When Binary Choices Are So Poles Apart


Here’s a winning Sales angle sparked from England’s current National Apprenticeship Week. One ‘advertising, creative and digital media talent’ initiative joins the effort with a delightful play on established brain types.

You probably know the vibe. Left-brainers are analytical process-driven data lovers. Right-brainers are inventive care-free artists.

Although it seems such stereotype myths are readily debunked.

And it is upon this that the campaign builds.

They use the traditional poles of Linear and Lateral thinking. Then they add a third. Diagonal.

Each gets a snappy label too; plan, create & do.
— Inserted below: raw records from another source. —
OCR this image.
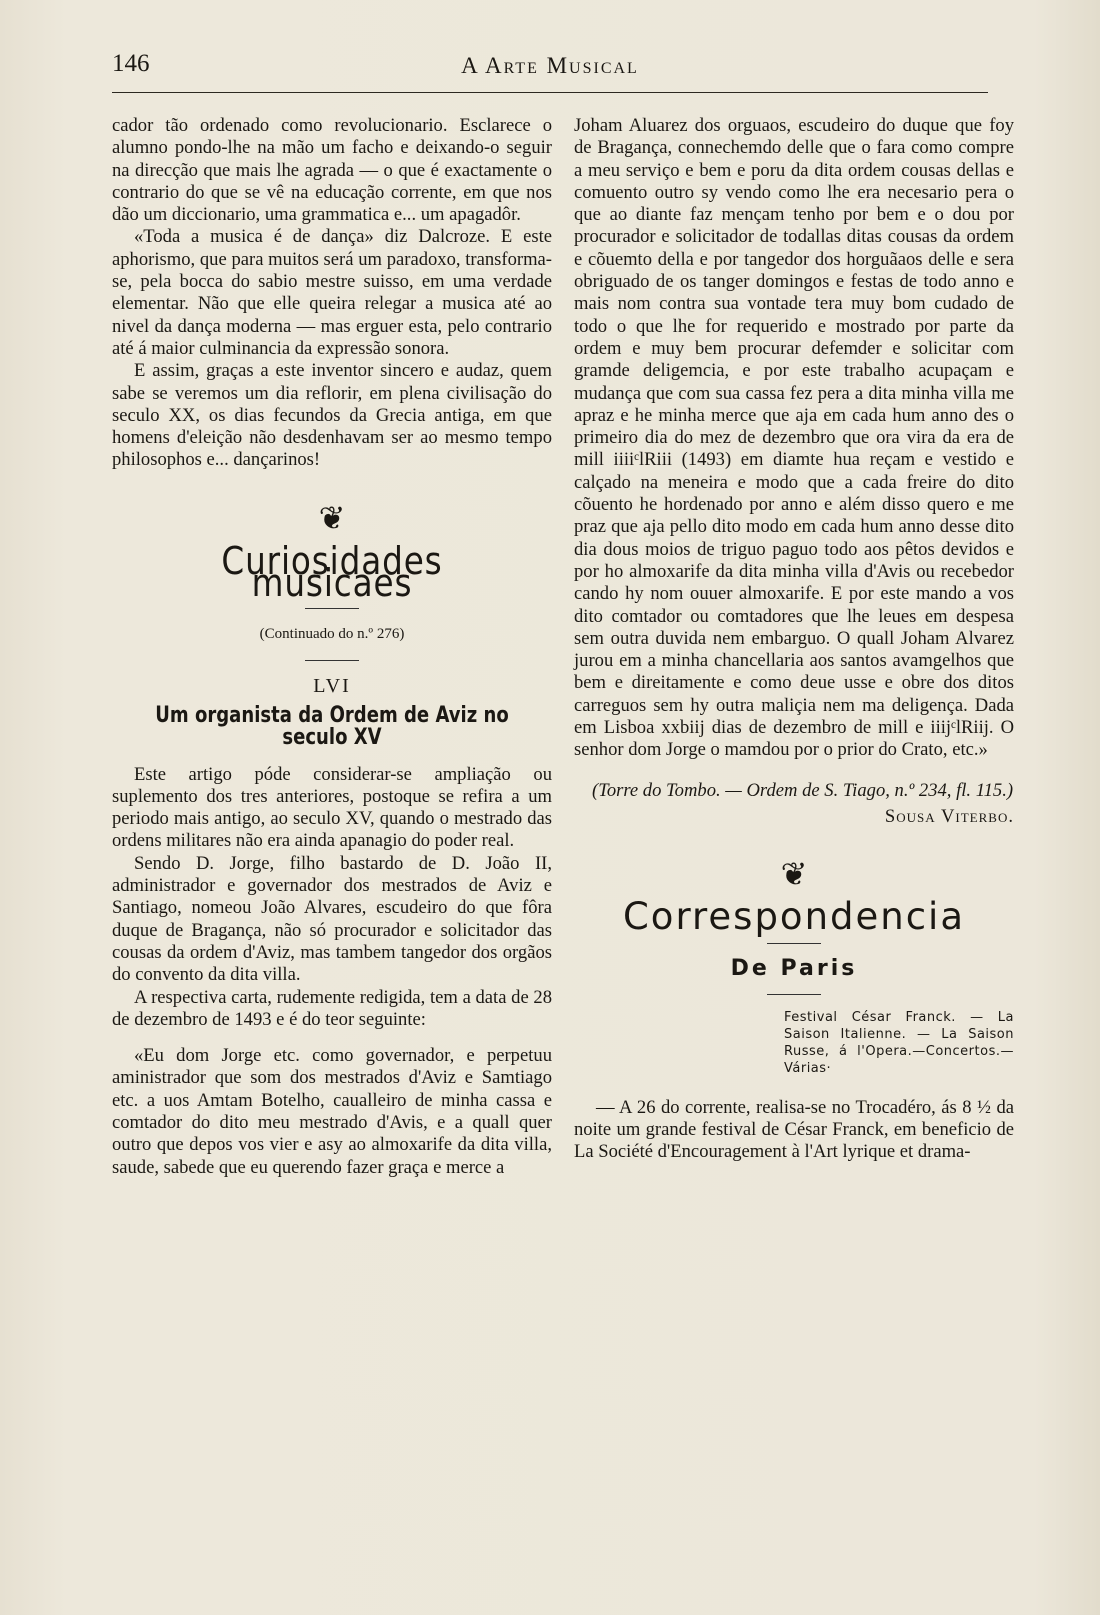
146	A Arte Musical

cador tão ordenado como revolucionario. Esclarece o alumno pondo-lhe na mão um facho e deixando-o seguir na direcção que mais lhe agrada — o que é exactamente o contrario do que se vê na educação corrente, em que nos dão um diccionario, uma grammatica e... um apagadôr.

«Toda a musica é de dança» diz Dalcroze. E este aphorismo, que para muitos será um paradoxo, transforma-se, pela bocca do sabio mestre suisso, em uma verdade elementar. Não que elle queira relegar a musica até ao nivel da dança moderna — mas erguer esta, pelo contrario até á maior culminancia da expressão sonora.

E assim, graças a este inventor sincero e audaz, quem sabe se veremos um dia reflorir, em plena civilisação do seculo XX, os dias fecundos da Grecia antiga, em que homens d'eleição não desdenhavam ser ao mesmo tempo philosophos e... dançarinos!

❦
Curiosidades musicaes
(Continuado do n.º 276)
LVI
Um organista da Ordem de Aviz no seculo XV

Este artigo póde considerar-se ampliação ou suplemento dos tres anteriores, postoque se refira a um periodo mais antigo, ao seculo XV, quando o mestrado das ordens militares não era ainda apanagio do poder real.

Sendo D. Jorge, filho bastardo de D. João II, administrador e governador dos mestrados de Aviz e Santiago, nomeou João Alvares, escudeiro do que fôra duque de Bragança, não só procurador e solicitador das cousas da ordem d'Aviz, mas tambem tangedor dos orgãos do convento da dita villa.

A respectiva carta, rudemente redigida, tem a data de 28 de dezembro de 1493 e é do teor seguinte:

«Eu dom Jorge etc. como governador, e perpetuu aministrador que som dos mestrados d'Aviz e Samtiago etc. a uos Amtam Botelho, caualleiro de minha cassa e comtador do dito meu mestrado d'Avis, e a quall quer outro que depos vos vier e asy ao almoxarife da dita villa, saude, sabede que eu querendo fazer graça e merce a

Joham Aluarez dos orguaos, escudeiro do duque que foy de Bragança, connechemdo delle que o fara como compre a meu serviço e bem e poru da dita ordem cousas dellas e comuento outro sy vendo como lhe era necesario pera o que ao diante faz mençam tenho por bem e o dou por procurador e solicitador de todallas ditas cousas da ordem e cõuemto della e por tangedor dos horguãaos delle e sera obriguado de os tanger domingos e festas de todo anno e mais nom contra sua vontade tera muy bom cudado de todo o que lhe for requerido e mostrado por parte da ordem e muy bem procurar defemder e solicitar com gramde deligemcia, e por este trabalho acupaçam e mudança que com sua cassa fez pera a dita minha villa me apraz e he minha merce que aja em cada hum anno des o primeiro dia do mez de dezembro que ora vira da era de mill iiiiᶜlRiii (1493) em diamte hua reçam e vestido e calçado na meneira e modo que a cada freire do dito cõuento he hordenado por anno e além disso quero e me praz que aja pello dito modo em cada hum anno desse dito dia dous moios de triguo paguo todo aos pêtos devidos e por ho almoxarife da dita minha villa d'Avis ou recebedor cando hy nom ouuer almoxarife. E por este mando a vos dito comtador ou comtadores que lhe leues em despesa sem outra duvida nem embarguo. O quall Joham Alvarez jurou em a minha chancellaria aos santos avamgelhos que bem e direitamente e como deue usse e obre dos ditos carreguos sem hy outra maliçia nem ma deligença. Dada em Lisboa xxbiij dias de dezembro de mill e iiijᶜlRiij. O senhor dom Jorge o mamdou por o prior do Crato, etc.»

(Torre do Tombo. — Ordem de S. Tiago, n.º 234, fl. 115.)

Sousa Viterbo.

❦
Correspondencia
De Paris
Festival César Franck. — La Saison Italienne. — La Saison Russe, á l'Opera.—Concertos.— Várias·

— A 26 do corrente, realisa-se no Trocadéro, ás 8 ½ da noite um grande festival de César Franck, em beneficio de La Société d'Encouragement à l'Art lyrique et drama-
There can often be a wonderful way to deploy binary camps on a bid to your advantage.

The obvious is to put options or people into one of two camps. In a way that frames the one you prefer more favourably.

I always begrudgingly admired the evil Lenin for how he coined the names of factions. The bolshevik was an adaptation of the word for majority, his enemy the menshevik, so nicknamed from the term for minority. The inference being you wanted to be with the larger party who clearly held sway.
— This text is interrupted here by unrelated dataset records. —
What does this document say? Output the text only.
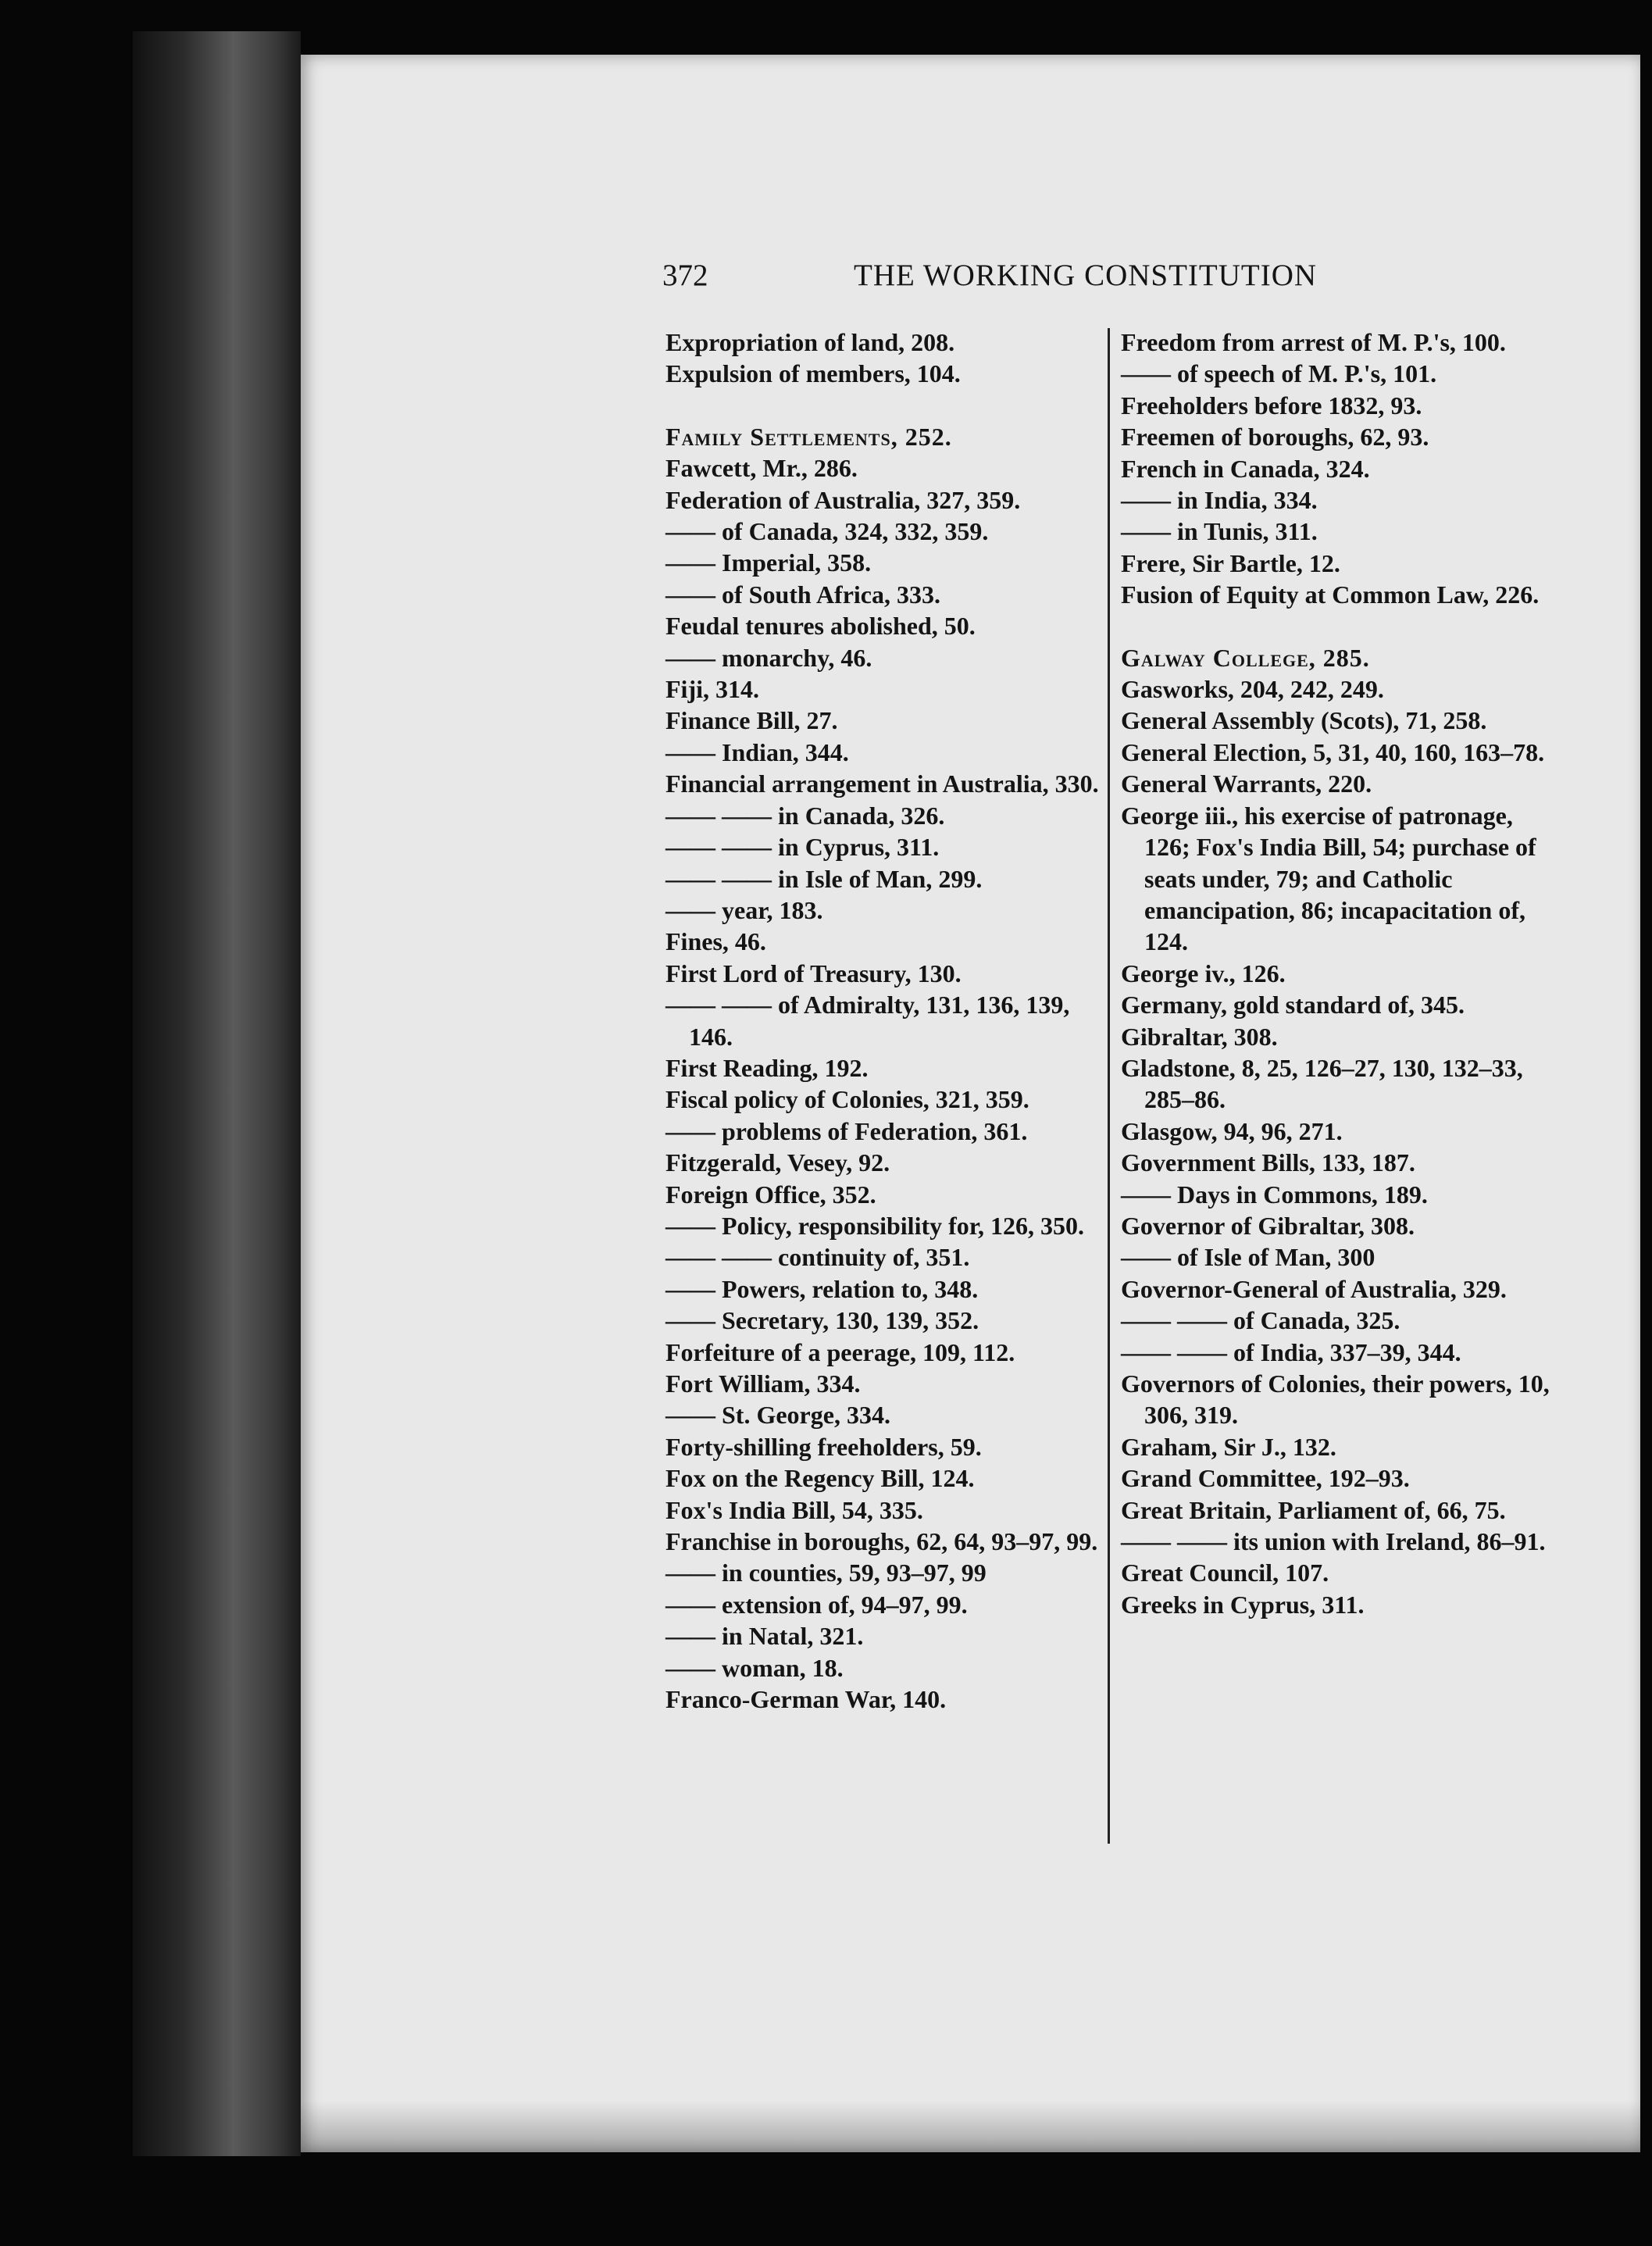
372	THE WORKING CONSTITUTION

Expropriation of land, 208.

Expulsion of members, 104.

Family Settlements, 252.

Fawcett, Mr., 286.

Federation of Australia, 327, 359.

—— of Canada, 324, 332, 359.

—— Imperial, 358.

—— of South Africa, 333.

Feudal tenures abolished, 50.

—— monarchy, 46.

Fiji, 314.

Finance Bill, 27.

—— Indian, 344.

Financial arrangement in Australia, 330.

—— —— in Canada, 326.

—— —— in Cyprus, 311.

—— —— in Isle of Man, 299.

—— year, 183.

Fines, 46.

First Lord of Treasury, 130.

—— —— of Admiralty, 131, 136, 139, 146.

First Reading, 192.

Fiscal policy of Colonies, 321, 359.

—— problems of Federation, 361.

Fitzgerald, Vesey, 92.

Foreign Office, 352.

—— Policy, responsibility for, 126, 350.

—— —— continuity of, 351.

—— Powers, relation to, 348.

—— Secretary, 130, 139, 352.

Forfeiture of a peerage, 109, 112.

Fort William, 334.

—— St. George, 334.

Forty-shilling freeholders, 59.

Fox on the Regency Bill, 124.

Fox's India Bill, 54, 335.

Franchise in boroughs, 62, 64, 93–97, 99.

—— in counties, 59, 93–97, 99

—— extension of, 94–97, 99.

—— in Natal, 321.

—— woman, 18.

Franco-German War, 140.

Freedom from arrest of M. P.'s, 100.

—— of speech of M. P.'s, 101.

Freeholders before 1832, 93.

Freemen of boroughs, 62, 93.

French in Canada, 324.

—— in India, 334.

—— in Tunis, 311.

Frere, Sir Bartle, 12.

Fusion of Equity at Common Law, 226.

Galway College, 285.

Gasworks, 204, 242, 249.

General Assembly (Scots), 71, 258.

General Election, 5, 31, 40, 160, 163–78.

General Warrants, 220.

George iii., his exercise of patronage, 126; Fox's India Bill, 54; purchase of seats under, 79; and Catholic emancipation, 86; incapacitation of, 124.

George iv., 126.

Germany, gold standard of, 345.

Gibraltar, 308.

Gladstone, 8, 25, 126–27, 130, 132–33, 285–86.

Glasgow, 94, 96, 271.

Government Bills, 133, 187.

—— Days in Commons, 189.

Governor of Gibraltar, 308.

—— of Isle of Man, 300

Governor-General of Australia, 329.

—— —— of Canada, 325.

—— —— of India, 337–39, 344.

Governors of Colonies, their powers, 10, 306, 319.

Graham, Sir J., 132.

Grand Committee, 192–93.

Great Britain, Parliament of, 66, 75.

—— —— its union with Ireland, 86–91.

Great Council, 107.

Greeks in Cyprus, 311.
(Michael White enjoyably re-tells this and adds the disparaging sobriquet late-seventeenth century origins warring emergent English parties hurled at each other. Hinting at how nicknames that stick can be a sales-clincher, if indeed fraught with danger as a modern-day tactic.)

I also even blogged on a Black or White example six years ago.

So, there’s the Good or the Bad.

But what of the Ugly?

In many cases morphing a pair into a trio can have big impact.

I think to the nauseous Blair winning electoral landslide with his “third way”.

On more pleasant ground, there’s my blog from a fitting room extolling the maybe option last year.

I’m further reminded how it might be best to be neither extrovert nor introvert, but ambivert.

Then from the business world, it was the strategic genius Porter that warned against diluting your absolute Differentiation or Cost Leadership drive, else you’d fail from being ‘stuck-in-the-middle’.

And one of my favourites imagines a whole new glorious landscape away from the poles of Innovation and Imitation, coined Appropriation. Lawrence Lessig and general remixers of the world unite and all hail the second-movers.

Often it is not a binary opinion that seems the ideal. Some measure of a more a new and neat conflation of the polar pair emerges as desired. If you can sense this, then you can own the blend.

it can be a great and distinctive way of framing how to view an industry, prospect or personnel future.

And when you freshly suggest it first, you are well and truly on the upward diagonal line to a signature.